A Libyan militia leader who was convicted for participating in the deadly attack on the U.S. consulate in Benghazi in 2012 was sentenced to 22 years in prison on Wednesday.

Ahmed Abu Khattala, 47, was convicted in November on charges including conspiracy and providing material support to terrorists for his role in the attack, which killed four Americans, including U.S. ambassador Chris Stevens.

However, the jury acquitted Khattala of more serious charges of murder and attempted murder, after defense lawyers cast doubt that his actions led directly to the deaths of Stevens and State Department information officer Sean Smith on Sept 11, 2012.

Before handing down the sentence, U.S. District Court Judge Christopher R. Cooper acknowledged the defense’s claim that the jury had found reasonable doubt to believe Khattala was not directly responsible for the killings — in part because surveillance video showed him arriving at the consulate after the attack was mostly over.

But Cooper added that jurors had likely determined Khattala was a key figure in plotting the attack, even he himself did not set the fires at the consulate or participate in a follow-on attack that killed CIA security contractors Tyrone Woods and Glen Doherty at the agency’s Benghazi annex. (RELATED: ‘All Hell Broke Loose’: CIA Officers Give Emotional Testimony At Benghazi Trial)

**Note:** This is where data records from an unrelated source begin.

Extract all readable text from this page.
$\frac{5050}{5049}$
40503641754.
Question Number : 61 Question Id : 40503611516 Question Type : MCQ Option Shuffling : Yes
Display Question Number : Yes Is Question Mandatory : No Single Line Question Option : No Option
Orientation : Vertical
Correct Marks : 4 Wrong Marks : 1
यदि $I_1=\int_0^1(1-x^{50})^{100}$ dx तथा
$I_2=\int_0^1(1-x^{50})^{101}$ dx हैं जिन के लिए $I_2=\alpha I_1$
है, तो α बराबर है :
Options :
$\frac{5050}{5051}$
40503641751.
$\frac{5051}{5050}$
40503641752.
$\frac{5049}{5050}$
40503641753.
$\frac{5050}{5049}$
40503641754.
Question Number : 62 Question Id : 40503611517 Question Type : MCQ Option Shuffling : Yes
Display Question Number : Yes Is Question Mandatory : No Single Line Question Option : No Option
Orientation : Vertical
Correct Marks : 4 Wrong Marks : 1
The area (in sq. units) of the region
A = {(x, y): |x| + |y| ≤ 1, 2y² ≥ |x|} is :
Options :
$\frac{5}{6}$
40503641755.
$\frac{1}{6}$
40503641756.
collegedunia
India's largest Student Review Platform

Abu Khattala “did not himself set the fires at the Mission that killed Ambassador Stevens and Sean Patrick Smith, but … it is more likely than not that he agreed with several other participants to launch an armed attack on the Mission, and the attack foreseeably resulted in deaths that furthered the ends of the conspiracy,” he wrote in a pre-sentencing opinion, according to the Washington Post.

Wednesday’s sentence concludes one of many chapters in the six-year saga of the Benghazi attack, which became a political controversy almost as soon as the fires at the consulate stopped burning. Republicans accused then-President Barack Obama’s administration of failing to protect American diplomats and trying to the obscure the truth about what had happened, while Democrats claimed that Republicans were using the tragedy to attack the president in the run-up to the 2012 election.

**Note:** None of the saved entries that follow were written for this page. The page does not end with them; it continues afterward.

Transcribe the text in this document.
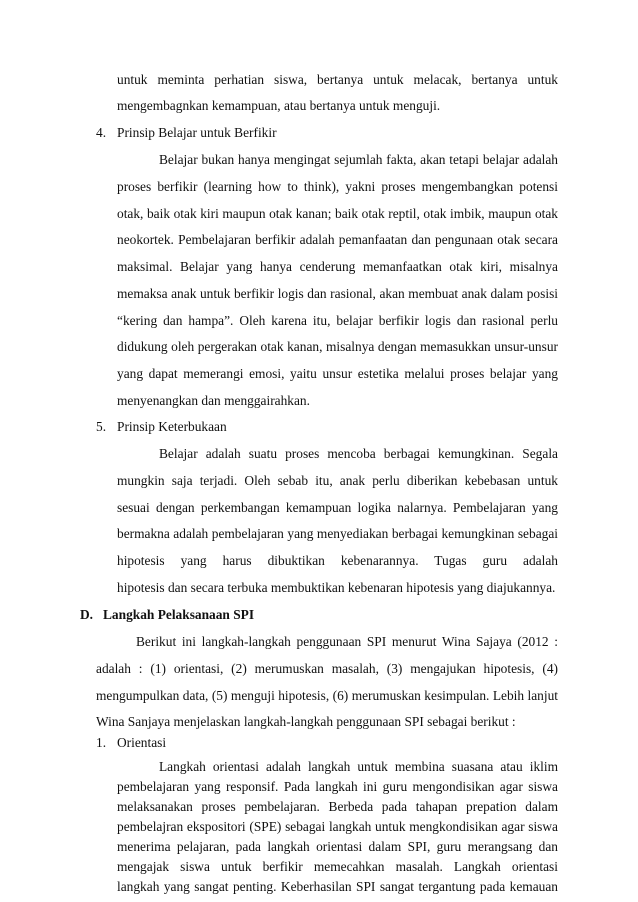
untuk meminta perhatian siswa, bertanya untuk melacak, bertanya untuk
mengembagnkan kemampuan, atau bertanya untuk menguji.
4. Prinsip Belajar untuk Berfikir
Belajar bukan hanya mengingat sejumlah fakta, akan tetapi belajar adalah
proses berfikir (learning how to think), yakni proses mengembangkan potensi
otak, baik otak kiri maupun otak kanan; baik otak reptil, otak imbik, maupun otak
neokortek. Pembelajaran berfikir adalah pemanfaatan dan pengunaan otak secara
maksimal. Belajar yang hanya cenderung memanfaatkan otak kiri, misalnya
memaksa anak untuk berfikir logis dan rasional, akan membuat anak dalam posisi
“kering dan hampa”. Oleh karena itu, belajar berfikir logis dan rasional perlu
didukung oleh pergerakan otak kanan, misalnya dengan memasukkan unsur-unsur
yang dapat memerangi emosi, yaitu unsur estetika melalui proses belajar yang
menyenangkan dan menggairahkan.
5. Prinsip Keterbukaan
Belajar adalah suatu proses mencoba berbagai kemungkinan. Segala
mungkin saja terjadi. Oleh sebab itu, anak perlu diberikan kebebasan untuk
sesuai dengan perkembangan kemampuan logika nalarnya. Pembelajaran yang
bermakna adalah pembelajaran yang menyediakan berbagai kemungkinan sebagai
hipotesis yang harus dibuktikan kebenarannya. Tugas guru adalah
hipotesis dan secara terbuka membuktikan kebenaran hipotesis yang diajukannya.
D. Langkah Pelaksanaan SPI
Berikut ini langkah-langkah penggunaan SPI menurut Wina Sajaya (2012 :
adalah : (1) orientasi, (2) merumuskan masalah, (3) mengajukan hipotesis, (4)
mengumpulkan data, (5) menguji hipotesis, (6) merumuskan kesimpulan. Lebih lanjut
Wina Sanjaya menjelaskan langkah-langkah penggunaan SPI sebagai berikut :
1. Orientasi
Langkah orientasi adalah langkah untuk membina suasana atau iklim
pembelajaran yang responsif. Pada langkah ini guru mengondisikan agar siswa
melaksanakan proses pembelajaran. Berbeda pada tahapan prepation dalam
pembelajran ekspositori (SPE) sebagai langkah untuk mengkondisikan agar siswa
menerima pelajaran, pada langkah orientasi dalam SPI, guru merangsang dan
mengajak siswa untuk berfikir memecahkan masalah. Langkah orientasi
langkah yang sangat penting. Keberhasilan SPI sangat tergantung pada kemauan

Those political manipulations fell by the wayside in Cooper’s courtroom, as family members of the victims awaited a sentence that would give them some measure of closure. Woods’ widow, Dorothy, addressed the court before sentencing and asked the judge to give Khattala a life sentence that would let Americans fighting terrorism overseas know “that I got your [back].”

“Your honor, your sentencing sends a message to the men and women on the front lines of the war on terror,” she added, according to Courthouse News Service.

Khattala’s prosecution was widely seen as a test of the government’s ability to capture terrorist leaders overseas and bring them to the U.S. to stand trial in a civilian court. The mixed verdict illustrated the difficulty of collecting evidence and testimony from a war zone environment that would hold up in court, a challenge that could play a role in the Trump administration’s pursuit of similar cases in the future.

The Justice Department is also prosecuting one of Khattala’s alleged associates, Mustafa al-Imam, who was captured in October and subsequently brought to Washington. He has pleaded not guilty.